Saturday, January 12, 2008

US Credit Rating At Risk. Entitlement Programs Are To Blame.

It is freak'in amazing that this isn't the #1 issue that the Presidential candidates are talking about.
Moody’s says spending threatens US rating
By Francesco Guerrera, Aline van Duyn and Daniel Pimlott in New York
The US is at risk of losing its top-notch triple-A credit rating within a decade unless it takes radical action to curb soaring healthcare and social security spending, Moody’s, the credit rating agency, said on Thursday.
The warning over the future of the triple-A rating – granted to US government debt since it was first assessed in 1917 – reflects growing concerns over the country’s ability to retain its financial and economic supremacy.

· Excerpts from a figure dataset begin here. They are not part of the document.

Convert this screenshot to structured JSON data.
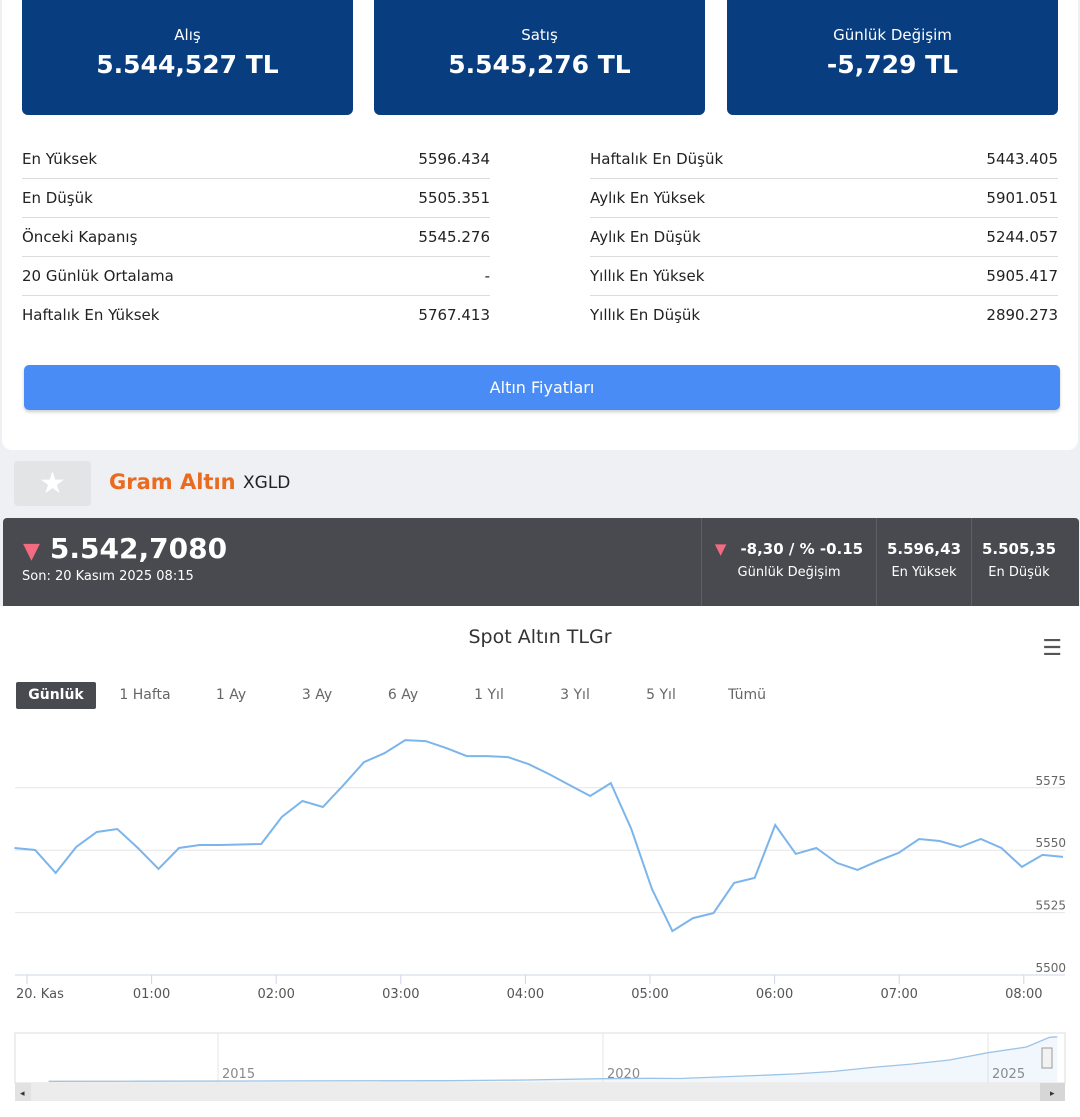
{
  "quotes": [
    {
      "label": "Alış",
      "value": "5.544,527 TL"
    },
    {
      "label": "Satış",
      "value": "5.545,276 TL"
    },
    {
      "label": "Günlük Değişim",
      "value": "-5,729 TL"
    }
  ],
  "stats_left": [
    {
      "label": "En Yüksek",
      "value": "5596.434"
    },
    {
      "label": "En Düşük",
      "value": "5505.351"
    },
    {
      "label": "Önceki Kapanış",
      "value": "5545.276"
    },
    {
      "label": "20 Günlük Ortalama",
      "value": "-"
    },
    {
      "label": "Haftalık En Yüksek",
      "value": "5767.413"
    }
  ],
  "stats_right": [
    {
      "label": "Haftalık En Düşük",
      "value": "5443.405"
    },
    {
      "label": "Aylık En Yüksek",
      "value": "5901.051"
    },
    {
      "label": "Aylık En Düşük",
      "value": "5244.057"
    },
    {
      "label": "Yıllık En Yüksek",
      "value": "5905.417"
    },
    {
      "label": "Yıllık En Düşük",
      "value": "2890.273"
    }
  ],
  "button": "Altın Fiyatları",
  "instrument": {
    "name": "Gram Altın",
    "code": "XGLD",
    "star_icon": "star-icon"
  },
  "ticker": {
    "price": "5.542,7080",
    "last": "Son: 20 Kasım 2025 08:15",
    "change": "-8,30 / % -0.15",
    "change_label": "Günlük Değişim",
    "high": "5.596,43",
    "high_label": "En Yüksek",
    "low": "5.505,35",
    "low_label": "En Düşük",
    "down_color": "#f26b80"
  },
  "ranges": [
    "Günlük",
    "1 Hafta",
    "1 Ay",
    "3 Ay",
    "6 Ay",
    "1 Yıl",
    "3 Yıl",
    "5 Yıl",
    "Tümü"
  ],
  "chart_data": {
    "type": "line",
    "title": "Spot Altın TLGr",
    "ylim": [
      5500,
      5600
    ],
    "yticks": [
      5500,
      5525,
      5550,
      5575
    ],
    "xticks": [
      {
        "m": 0,
        "label": "20. Kas"
      },
      {
        "m": 60,
        "label": "01:00"
      },
      {
        "m": 120,
        "label": "02:00"
      },
      {
        "m": 180,
        "label": "03:00"
      },
      {
        "m": 240,
        "label": "04:00"
      },
      {
        "m": 300,
        "label": "05:00"
      },
      {
        "m": 360,
        "label": "06:00"
      },
      {
        "m": 420,
        "label": "07:00"
      },
      {
        "m": 480,
        "label": "08:00"
      }
    ],
    "start_minute": -6,
    "step_minutes": 9.9,
    "values": [
      5550.9,
      5550.1,
      5540.9,
      5551.3,
      5557.3,
      5558.5,
      5550.9,
      5542.5,
      5550.9,
      5552.1,
      5552.1,
      5552.3,
      5552.5,
      5563.3,
      5569.7,
      5567.3,
      5576.1,
      5585.3,
      5588.9,
      5594.1,
      5593.7,
      5590.9,
      5587.7,
      5587.7,
      5587.3,
      5584.5,
      5580.5,
      5576.1,
      5571.7,
      5576.9,
      5558.5,
      5534.5,
      5517.6,
      5522.8,
      5524.8,
      5536.9,
      5538.9,
      5560.1,
      5548.5,
      5550.9,
      5544.9,
      5542.1,
      5545.7,
      5548.9,
      5554.5,
      5553.7,
      5551.3,
      5554.5,
      5550.9,
      5543.3,
      5548.1,
      5547.3
    ],
    "series_color": "#7cb5ec",
    "navigator": {
      "xticks": [
        2015,
        2020,
        2025
      ],
      "years": [
        2012.8,
        2014,
        2016,
        2018,
        2019,
        2020,
        2020.6,
        2021,
        2022,
        2022.5,
        2023,
        2023.5,
        2024,
        2024.5,
        2025,
        2025.5,
        2025.8,
        2025.9
      ],
      "values": [
        90,
        95,
        130,
        160,
        250,
        400,
        450,
        430,
        800,
        1000,
        1300,
        1800,
        2200,
        2700,
        3600,
        4300,
        5500,
        5550
      ]
    }
  }
}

It could also put further pressure on candidates from both the Republican and Democratic parties to sharpen their focus on healthcare and pensions in the run-up to November’s presidential elections.
Most analysts expect future governments to deal with the costs of healthcare and social security and there is no reflection of any long-term concern about the US financial health in the value of its debt.
But Moody’s warning comes at a time when US confidence in its economic prowess has been challenged by the rising threat of a recession, a weak dollar and the credit crunch.
In its annual report on the US, Moody’s signalled increased concern that rapid rises in Medicare and Medicaid – the government-funded healthcare programmes for the old and the poor – would “cause major fiscal pressures” in years to come.
Unlike Moody’s previous assessment of US government debt in 2005, Thursday’s report specifically links rises in healthcare and social security spending to the credit rating.
“The combination of the medical programmes and social security is the most important threat to the triple-A rating over the long term,” it said.
Steven Hess, Moody’s lead analyst for the US, told the Financial Times that in order to protect the country’s top rating, future administrations would have to rein in healthcare and social security costs.
“If no policy changes are made, in 10 years from now we would have to look very seriously at whether the US is still a triple-A credit,” he said.
Mr Hess said any downgrade in the US rating would have serious consequences on the global economy. “The US rating is the anchor of the world’s financial system. If you have a downgrade, you have a problem,” he said.
Moody’s did once threaten to cut the rating of some of the US Treasury’s debt when Congress refused to pass the president’s budget in the mid-1990s.